Deux ans de prison, deux années qui lui rappelle la dure loi de l’orphelinat. Ses combats se finissent souvent couverts de contusions. L’odeur de la violence sature l’atmosphère et il se laisse intoxiquer, pour ne pas se faire dévorer. L’enfer, il l’a trouvé.
Les visites de Raphaël étaient son seul moment de tranquillité, loin de l’agitation de la prison. Il avait finit par lui avouer toute la vérité, elle avait pleuré, beaucoup, se rendant compte de son ignorance, de tous les mensonges qu’il avait proféré, mais elle avait finit par accepter. Il n’était pas pardonné, mais ils allaient essayer de réparer leur relation brisé.
Il avait fini par être recruté par les traqueurs, il leur devait la liberté ainsi qu’une complète loyauté. Au fond il se fichait un peu de toute cette histoire de sorcière, seule la douce promesse d’un échappatoire l’avait tenté. Il avait accepté toutes les conditions qui lui avaient été imposé et il savait que jamais il n'oserait les défier.
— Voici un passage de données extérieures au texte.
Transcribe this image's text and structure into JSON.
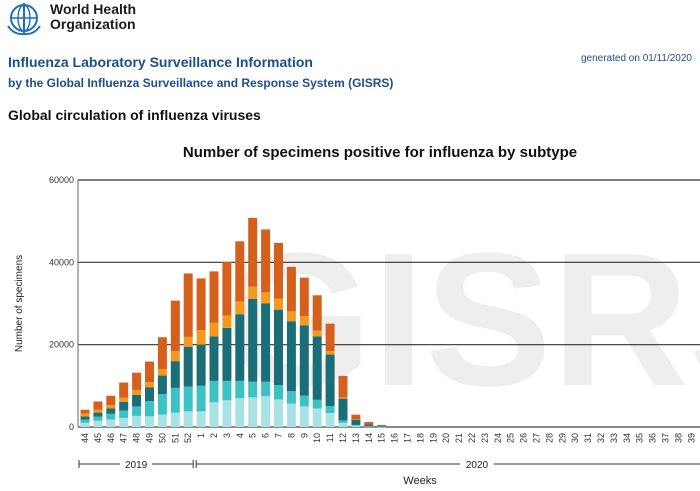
{
  "header": {
    "org_line1": "World Health",
    "org_line2": "Organization",
    "info_title": "Influenza Laboratory Surveillance Information",
    "info_subtitle": "by the Global Influenza Surveillance and Response System (GISRS)",
    "generated": "generated on 01/11/2020",
    "section_title": "Global circulation of influenza viruses"
  },
  "watermark": "GISRS",
  "colors": {
    "series1": "#a8e2e4",
    "series2": "#3cc2c4",
    "series3": "#1a6e78",
    "series4": "#f39a1e",
    "series5": "#d4601c",
    "logo": "#1c6fb8"
  },
  "chart_data": {
    "type": "bar",
    "stacked": true,
    "title": "Number of specimens positive for influenza by subtype",
    "xlabel": "Weeks",
    "ylabel": "Number of specimens",
    "ylim": [
      0,
      60000
    ],
    "yticks": [
      0,
      20000,
      40000,
      60000
    ],
    "grid": true,
    "year_labels": [
      "2019",
      "2020"
    ],
    "categories": [
      "44",
      "45",
      "46",
      "47",
      "48",
      "49",
      "50",
      "51",
      "52",
      "1",
      "2",
      "3",
      "4",
      "5",
      "6",
      "7",
      "8",
      "9",
      "10",
      "11",
      "12",
      "13",
      "14",
      "15",
      "16",
      "17",
      "18",
      "19",
      "20",
      "21",
      "22",
      "23",
      "24",
      "25",
      "26",
      "27",
      "28",
      "29",
      "30",
      "31",
      "32",
      "33",
      "34",
      "35",
      "36",
      "37",
      "38",
      "39"
    ],
    "series": [
      {
        "values": [
          1000,
          1500,
          1800,
          2200,
          2700,
          2600,
          3000,
          3500,
          3800,
          3800,
          6000,
          6500,
          7000,
          7200,
          7500,
          6700,
          5700,
          5000,
          4500,
          3400,
          1000,
          300,
          100,
          50,
          0,
          0,
          0,
          0,
          0,
          0,
          0,
          0,
          0,
          0,
          0,
          0,
          0,
          0,
          0,
          0,
          0,
          0,
          0,
          0,
          0,
          0,
          0,
          0
        ]
      },
      {
        "values": [
          800,
          1000,
          1400,
          1800,
          2300,
          3700,
          5000,
          6000,
          6000,
          6200,
          5200,
          4700,
          4200,
          3800,
          3500,
          3500,
          3000,
          2600,
          2100,
          1700,
          600,
          200,
          100,
          50,
          0,
          0,
          0,
          0,
          0,
          0,
          0,
          0,
          0,
          0,
          0,
          0,
          0,
          0,
          0,
          0,
          0,
          0,
          0,
          0,
          0,
          0,
          0,
          0
        ]
      },
      {
        "values": [
          800,
          1000,
          1300,
          2100,
          2800,
          3300,
          4500,
          6500,
          9700,
          10000,
          10800,
          12900,
          16200,
          20100,
          19000,
          18300,
          17000,
          17100,
          15400,
          12500,
          5300,
          1300,
          400,
          100,
          0,
          0,
          0,
          0,
          0,
          0,
          0,
          0,
          0,
          0,
          0,
          0,
          0,
          0,
          0,
          0,
          0,
          0,
          0,
          0,
          0,
          0,
          0,
          0
        ]
      },
      {
        "values": [
          600,
          700,
          800,
          1000,
          1200,
          1300,
          1600,
          2400,
          2400,
          3500,
          3300,
          3000,
          3100,
          3000,
          2700,
          2700,
          2400,
          2200,
          1400,
          800,
          300,
          100,
          0,
          0,
          0,
          0,
          0,
          0,
          0,
          0,
          0,
          0,
          0,
          0,
          0,
          0,
          0,
          0,
          0,
          0,
          0,
          0,
          0,
          0,
          0,
          0,
          0,
          0
        ]
      },
      {
        "values": [
          1000,
          2000,
          2300,
          3700,
          4200,
          5000,
          7700,
          12300,
          15400,
          12600,
          12500,
          13000,
          14600,
          16700,
          15300,
          13500,
          10800,
          9400,
          8600,
          6700,
          5200,
          1100,
          600,
          300,
          0,
          0,
          0,
          0,
          0,
          0,
          0,
          0,
          0,
          0,
          0,
          0,
          0,
          0,
          0,
          0,
          0,
          0,
          0,
          0,
          0,
          0,
          0,
          0
        ]
      }
    ]
  }
}
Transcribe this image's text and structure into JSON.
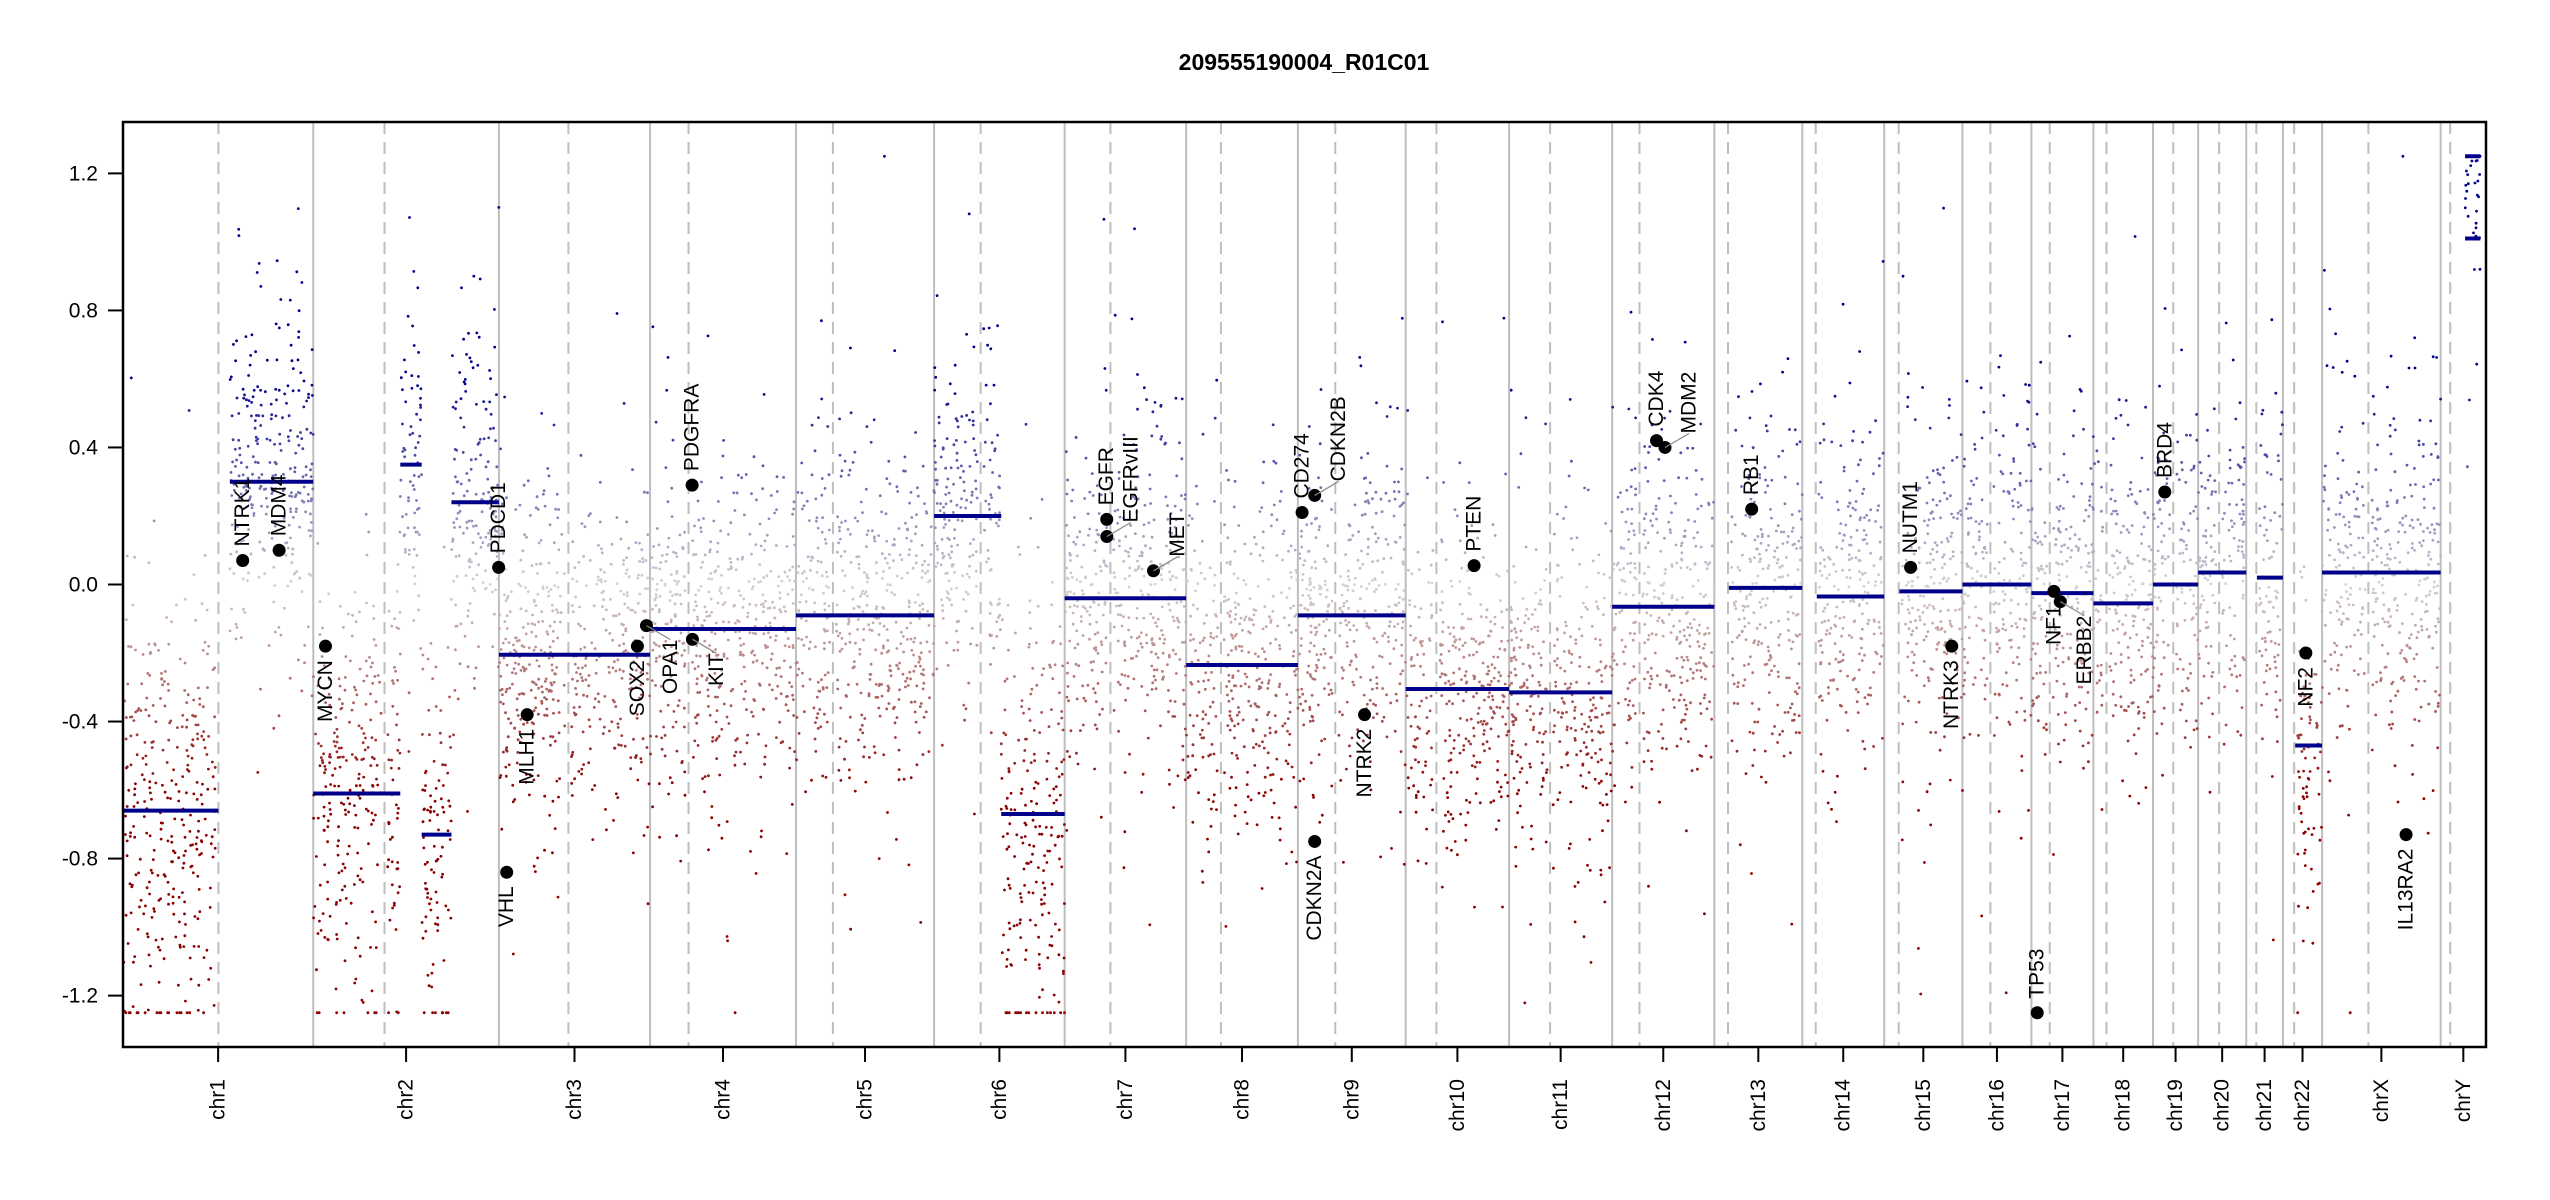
{
  "chart_data": {
    "type": "scatter",
    "title": "209555190004_R01C01",
    "xlabel": "",
    "ylabel": "",
    "ylim": [
      -1.35,
      1.35
    ],
    "yticks": [
      "-1.2",
      "-0.8",
      "-0.4",
      "0.0",
      "0.4",
      "0.8",
      "1.2"
    ],
    "grid": false,
    "colors": {
      "loss": "#8b0000",
      "neutral": "#d3d3d3",
      "gain": "#00008b",
      "segment": "#00008b",
      "gene": "#000000",
      "chrom_line": "#bebebe",
      "centromere_line": "#bebebe"
    },
    "chromosomes": [
      {
        "name": "chr1",
        "length": 249.25,
        "centromere": 125.0
      },
      {
        "name": "chr2",
        "length": 243.2,
        "centromere": 93.3
      },
      {
        "name": "chr3",
        "length": 198.0,
        "centromere": 91.0
      },
      {
        "name": "chr4",
        "length": 191.15,
        "centromere": 50.4
      },
      {
        "name": "chr5",
        "length": 180.9,
        "centromere": 48.4
      },
      {
        "name": "chr6",
        "length": 171.1,
        "centromere": 61.0
      },
      {
        "name": "chr7",
        "length": 159.1,
        "centromere": 59.9
      },
      {
        "name": "chr8",
        "length": 146.4,
        "centromere": 45.6
      },
      {
        "name": "chr9",
        "length": 141.2,
        "centromere": 49.0
      },
      {
        "name": "chr10",
        "length": 135.5,
        "centromere": 40.2
      },
      {
        "name": "chr11",
        "length": 135.0,
        "centromere": 53.7
      },
      {
        "name": "chr12",
        "length": 133.85,
        "centromere": 35.8
      },
      {
        "name": "chr13",
        "length": 115.2,
        "centromere": 17.9
      },
      {
        "name": "chr14",
        "length": 107.3,
        "centromere": 17.6
      },
      {
        "name": "chr15",
        "length": 102.5,
        "centromere": 19.0
      },
      {
        "name": "chr16",
        "length": 90.35,
        "centromere": 36.6
      },
      {
        "name": "chr17",
        "length": 81.2,
        "centromere": 24.0
      },
      {
        "name": "chr18",
        "length": 78.1,
        "centromere": 17.2
      },
      {
        "name": "chr19",
        "length": 59.1,
        "centromere": 26.5
      },
      {
        "name": "chr20",
        "length": 63.0,
        "centromere": 27.5
      },
      {
        "name": "chr21",
        "length": 48.1,
        "centromere": 13.2
      },
      {
        "name": "chr22",
        "length": 51.3,
        "centromere": 14.7
      },
      {
        "name": "chrX",
        "length": 155.3,
        "centromere": 60.6
      },
      {
        "name": "chrY",
        "length": 59.4,
        "centromere": 12.5
      }
    ],
    "segments": [
      {
        "chr": "chr1",
        "start": 0,
        "end": 125,
        "value": -0.66
      },
      {
        "chr": "chr1",
        "start": 140,
        "end": 249.25,
        "value": 0.3
      },
      {
        "chr": "chr2",
        "start": 0,
        "end": 114,
        "value": -0.61
      },
      {
        "chr": "chr2",
        "start": 114,
        "end": 142,
        "value": 0.35
      },
      {
        "chr": "chr2",
        "start": 142,
        "end": 181,
        "value": -0.73
      },
      {
        "chr": "chr2",
        "start": 181,
        "end": 243.2,
        "value": 0.24
      },
      {
        "chr": "chr3",
        "start": 0,
        "end": 198,
        "value": -0.205
      },
      {
        "chr": "chr4",
        "start": 0,
        "end": 191.15,
        "value": -0.13
      },
      {
        "chr": "chr5",
        "start": 0,
        "end": 180.9,
        "value": -0.09
      },
      {
        "chr": "chr6",
        "start": 0,
        "end": 88,
        "value": 0.2
      },
      {
        "chr": "chr6",
        "start": 88,
        "end": 171.1,
        "value": -0.67
      },
      {
        "chr": "chr7",
        "start": 0,
        "end": 159.1,
        "value": -0.04
      },
      {
        "chr": "chr8",
        "start": 0,
        "end": 146.4,
        "value": -0.235
      },
      {
        "chr": "chr9",
        "start": 0,
        "end": 141.2,
        "value": -0.09
      },
      {
        "chr": "chr10",
        "start": 0,
        "end": 135.5,
        "value": -0.305
      },
      {
        "chr": "chr11",
        "start": 0,
        "end": 135.0,
        "value": -0.315
      },
      {
        "chr": "chr12",
        "start": 0,
        "end": 133.85,
        "value": -0.065
      },
      {
        "chr": "chr13",
        "start": 19,
        "end": 115.2,
        "value": -0.01
      },
      {
        "chr": "chr14",
        "start": 19,
        "end": 107.3,
        "value": -0.035
      },
      {
        "chr": "chr15",
        "start": 20,
        "end": 102.5,
        "value": -0.02
      },
      {
        "chr": "chr16",
        "start": 0,
        "end": 90.35,
        "value": 0.0
      },
      {
        "chr": "chr17",
        "start": 0,
        "end": 81.2,
        "value": -0.025
      },
      {
        "chr": "chr18",
        "start": 0,
        "end": 78.1,
        "value": -0.055
      },
      {
        "chr": "chr19",
        "start": 0,
        "end": 59.1,
        "value": 0.0
      },
      {
        "chr": "chr20",
        "start": 0,
        "end": 63.0,
        "value": 0.035
      },
      {
        "chr": "chr21",
        "start": 14,
        "end": 48.1,
        "value": 0.02
      },
      {
        "chr": "chr22",
        "start": 16,
        "end": 51.3,
        "value": -0.47
      },
      {
        "chr": "chrX",
        "start": 0,
        "end": 155.3,
        "value": 0.035
      },
      {
        "chr": "chrY",
        "start": 32,
        "end": 52,
        "value": 1.25
      },
      {
        "chr": "chrY",
        "start": 32,
        "end": 52,
        "value": 1.01
      }
    ],
    "genes": [
      {
        "name": "NTRK1",
        "chr": "chr1",
        "pos": 156.8,
        "value": 0.07
      },
      {
        "name": "MDM4",
        "chr": "chr1",
        "pos": 204.5,
        "value": 0.1
      },
      {
        "name": "MYCN",
        "chr": "chr2",
        "pos": 16.0,
        "value": -0.18
      },
      {
        "name": "PDCD1",
        "chr": "chr2",
        "pos": 242.8,
        "value": 0.05
      },
      {
        "name": "VHL",
        "chr": "chr3",
        "pos": 10.2,
        "value": -0.84
      },
      {
        "name": "MLH1",
        "chr": "chr3",
        "pos": 37.0,
        "value": -0.38
      },
      {
        "name": "SOX2",
        "chr": "chr3",
        "pos": 181.4,
        "value": -0.18
      },
      {
        "name": "OPA1",
        "chr": "chr3",
        "pos": 193.3,
        "value": -0.12
      },
      {
        "name": "PDGFRA",
        "chr": "chr4",
        "pos": 55.1,
        "value": 0.29
      },
      {
        "name": "KIT",
        "chr": "chr4",
        "pos": 55.5,
        "value": -0.16
      },
      {
        "name": "EGFR",
        "chr": "chr7",
        "pos": 55.1,
        "value": 0.19
      },
      {
        "name": "EGFRvIII",
        "chr": "chr7",
        "pos": 55.2,
        "value": 0.14
      },
      {
        "name": "MET",
        "chr": "chr7",
        "pos": 116.3,
        "value": 0.04
      },
      {
        "name": "CD274",
        "chr": "chr9",
        "pos": 5.5,
        "value": 0.21
      },
      {
        "name": "CDKN2B",
        "chr": "chr9",
        "pos": 22.0,
        "value": 0.26
      },
      {
        "name": "CDKN2A",
        "chr": "chr9",
        "pos": 21.97,
        "value": -0.75
      },
      {
        "name": "NTRK2",
        "chr": "chr9",
        "pos": 87.3,
        "value": -0.38
      },
      {
        "name": "PTEN",
        "chr": "chr10",
        "pos": 89.6,
        "value": 0.055
      },
      {
        "name": "CDK4",
        "chr": "chr12",
        "pos": 58.1,
        "value": 0.42
      },
      {
        "name": "MDM2",
        "chr": "chr12",
        "pos": 69.2,
        "value": 0.4
      },
      {
        "name": "RB1",
        "chr": "chr13",
        "pos": 48.9,
        "value": 0.22
      },
      {
        "name": "NUTM1",
        "chr": "chr15",
        "pos": 34.6,
        "value": 0.05
      },
      {
        "name": "NTRK3",
        "chr": "chr15",
        "pos": 88.5,
        "value": -0.18
      },
      {
        "name": "TP53",
        "chr": "chr17",
        "pos": 7.6,
        "value": -1.25
      },
      {
        "name": "NF1",
        "chr": "chr17",
        "pos": 29.5,
        "value": -0.02
      },
      {
        "name": "ERBB2",
        "chr": "chr17",
        "pos": 37.8,
        "value": -0.05
      },
      {
        "name": "BRD4",
        "chr": "chr19",
        "pos": 15.4,
        "value": 0.27
      },
      {
        "name": "NF2",
        "chr": "chr22",
        "pos": 30.0,
        "value": -0.2
      },
      {
        "name": "IL13RA2",
        "chr": "chrX",
        "pos": 110.0,
        "value": -0.73
      }
    ]
  }
}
Il suivit les deux ans de formation requis,il savait déjà se battre, il n’avait qu’à s'adapter à un type d’adversaire différent, plus puissant. Il remplaça sa prothèse classique par une prothèse métallique, mieux taillée pour le combat.
Et il se révéla plus doué au premier abord qu’on ne l’aurait cru,il refusait d’échouer, Raphaël avait encore besoin de lui. Il n’avait même pas le droit de songer à s’échapper, il avait choisi entre la peste et le choléra et il ne pouvait que continuer sur cette voie qu’il avait lui-même tracé. Il ne voulait pas disparaître comme ça.